This part looks clearly wrong

     0.1248 [opencl_init] found 2 platforms
     0.1248 [opencl_init] possibly a multiple platform problem for `AMD Accelerated Parallel Processing'

Also your clinfo log (you only provided the first part) should show only one platform.

Don't know about davinci and how that checks for cl devices. maybe they do better - and dt might do better - but having multiple platforms (likely you have multiple driver versions installed) for a single graphics card is not correct afaik.

da-phil commented 2 weeks ago

This is my rocminfo output, really similar to yours: borrar-rocminfo.txt

Not sure about my AMD Driver

~> zypper se -si AMD
Cargando datos del repositorio...
Leyendo los paquetes instalados...

S  | Name                   | Type    | Version                 | Arch   | Repository
---+------------------------+---------+-------------------------+--------+----------------------------
i  | amdgpu-core            | paquete | 1:6.2.60200-2009582     | noarch | (Paquetes del sistema)
i+ | amdgpu-install         | paquete | 6.1.60103-1787201       | noarch | RPMs
i  | kernel-firmware-amdgpu | paquete | 20241001-1.1            | noarch | (Paquetes del sistema)
i  | libamd3                | paquete | 7.5.1-50.3              | x86_64 | Repositorio principal (OSS)
i  | libcamd3               | paquete | 7.5.1-50.3              | x86_64 | Repositorio principal (OSS)
i  | libccolamd3            | paquete | 7.5.1-50.3              | x86_64 | Repositorio principal (OSS)
i  | libcolamd3             | paquete | 7.5.1-50.3              | x86_64 | Repositorio principal (OSS)
i  | libdrm-amdgpu          | paquete | 1:2.4.120.60200-2009582 | x86_64 | (Paquetes del sistema)
i  | libdrm-amdgpu-common   | paquete | 1.0.0.60200-2009582     | noarch | (Paquetes del sistema)
i  | libdrm-amdgpu-devel    | paquete | 1:2.4.120.60200-2009582 | x86_64 | (Paquetes del sistema)
i  | libdrm_amdgpu1         | paquete | 2.4.123-1.1             | x86_64 | Repositorio principal (OSS)
i  | libdrm_amdgpu1-32bit   | paquete | 2.4.123-1.1             | x86_64 | Repositorio principal (OSS)
i+ | libvdpau-amdgpu        | paquete | 6.2-2009582             | x86_64 | (Paquetes del sistema)
i  | ucode-amd              | paquete | 20241001-1.1            | noarch | (Paquetes del sistema)

And you can see I have only enabled ROCm in Darktable. imagen

And I'm using SLES drivers in Tumbleweed.
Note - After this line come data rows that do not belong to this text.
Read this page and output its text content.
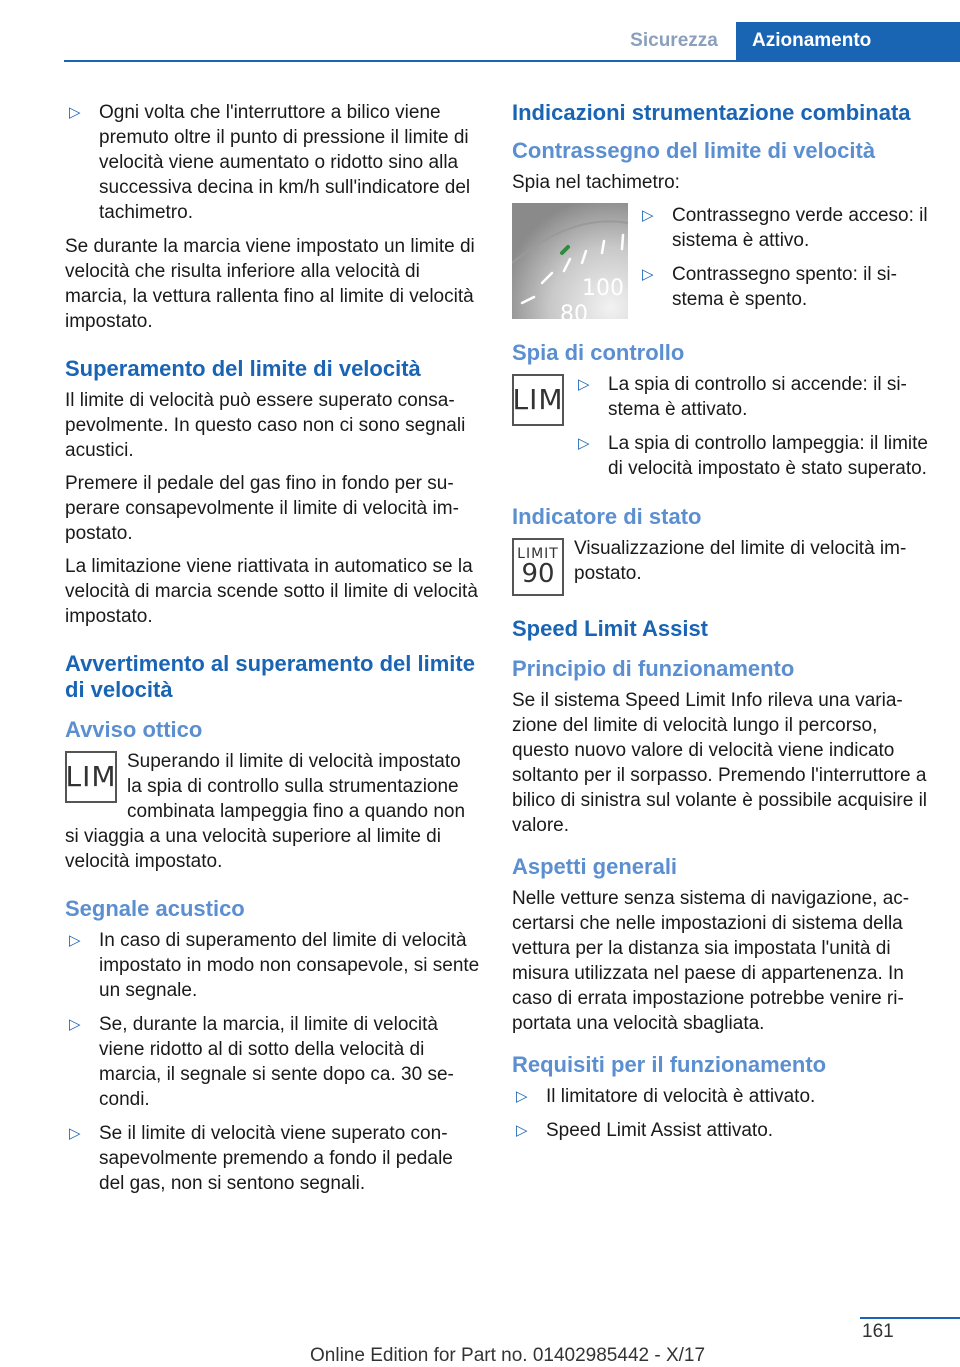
Sicurezza	Azionamento
▷ Ogni volta che l'interruttore a bilico viene premuto oltre il punto di pressione il limite di velocità viene aumentato o ridotto sino alla successiva decina in km/h sull'indicatore del tachimetro.

Se durante la marcia viene impostato un limite di velocità che risulta inferiore alla velocità di marcia, la vettura rallenta fino al limite di velocità impostato.

Superamento del limite di velocità

Il limite di velocità può essere superato consapevolmente. In questo caso non ci sono segnali acustici.

Premere il pedale del gas fino in fondo per superare consapevolmente il limite di velocità impostato.

La limitazione viene riattivata in automatico se la velocità di marcia scende sotto il limite di velocità impostato.

Avvertimento al superamento del limite di velocità
Avviso ottico
LIM Superando il limite di velocità impostato la spia di controllo sulla strumentazione combinata lampeggia fino a quando non si viaggia a una velocità superiore al limite di velocità impostato.

Segnale acustico
▷ In caso di superamento del limite di velocità impostato in modo non consapevole, si sente un segnale.
▷ Se, durante la marcia, il limite di velocità viene ridotto al di sotto della velocità di marcia, il segnale si sente dopo ca. 30 secondi.
▷ Se il limite di velocità viene superato consapevolmente premendo a fondo il pedale del gas, non si sentono segnali.
Indicazioni strumentazione combinata
Contrassegno del limite di velocità

Spia nel tachimetro:

100
80
▷ Contrassegno verde acceso: il sistema è attivo.
▷ Contrassegno spento: il sistema è spento.
Spia di controllo
LIM ▷ La spia di controllo si accende: il sistema è attivato.
▷ La spia di controllo lampeggia: il limite di velocità impostato è stato superato.
Indicatore di stato
LIMIT
90

Visualizzazione del limite di velocità impostato.

Speed Limit Assist
Principio di funzionamento

Se il sistema Speed Limit Info rileva una variazione del limite di velocità lungo il percorso, questo nuovo valore di velocità viene indicato soltanto per il sorpasso. Premendo l'interruttore a bilico di sinistra sul volante è possibile acquisire il valore.

Aspetti generali

Nelle vetture senza sistema di navigazione, accertarsi che nelle impostazioni di sistema della vettura per la distanza sia impostata l'unità di misura utilizzata nel paese di appartenenza. In caso di errata impostazione potrebbe venire riportata una velocità sbagliata.

Requisiti per il funzionamento
▷ Il limitatore di velocità è attivato.
▷ Speed Limit Assist attivato.
161
Online Edition for Part no. 01402985442 - X/17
And, as I commented, Davinci Resolve works w/o issues with this config.

In my case I'm using amdgpu-install version 6.2.60203, but this shouldn't be the issue as you reported flawless operation with other tools utilizing OpenCL, such das davinci resolve.

When I execute darktable-cltest, I get the following output with only one OpenCL GPU device: darktable-cltest.txt

I find it strange that darktable recognizes two devices in your output, although clinfo and rocminfo both did not report two devices. Did you enable several OpenCL engines in darktable when you posted the darktable-cltest output?

jenshannoschwalm commented 2 weeks ago

I find it strange that darktable recognizes two devices in your output

It's not strange as his log shows there are two platforms as mentioned above. So the one hardware device is initialized on two platforms resulting in two available devices which is clearly wrong and leading to issues.

This almost always is the result of a bad installation or having used "dirty" tricks to make "it running". We have seen this before especially on "arch" based distributions ...

So what to do?

  1. Proper configure of opencl would be the best option before thinking of a defect driver
  2. You might also simply disable the second found device, that would probably work. See https://darktable-org.github.io/dtdocs/en/special-topics/mem-performance/ about device specific settings.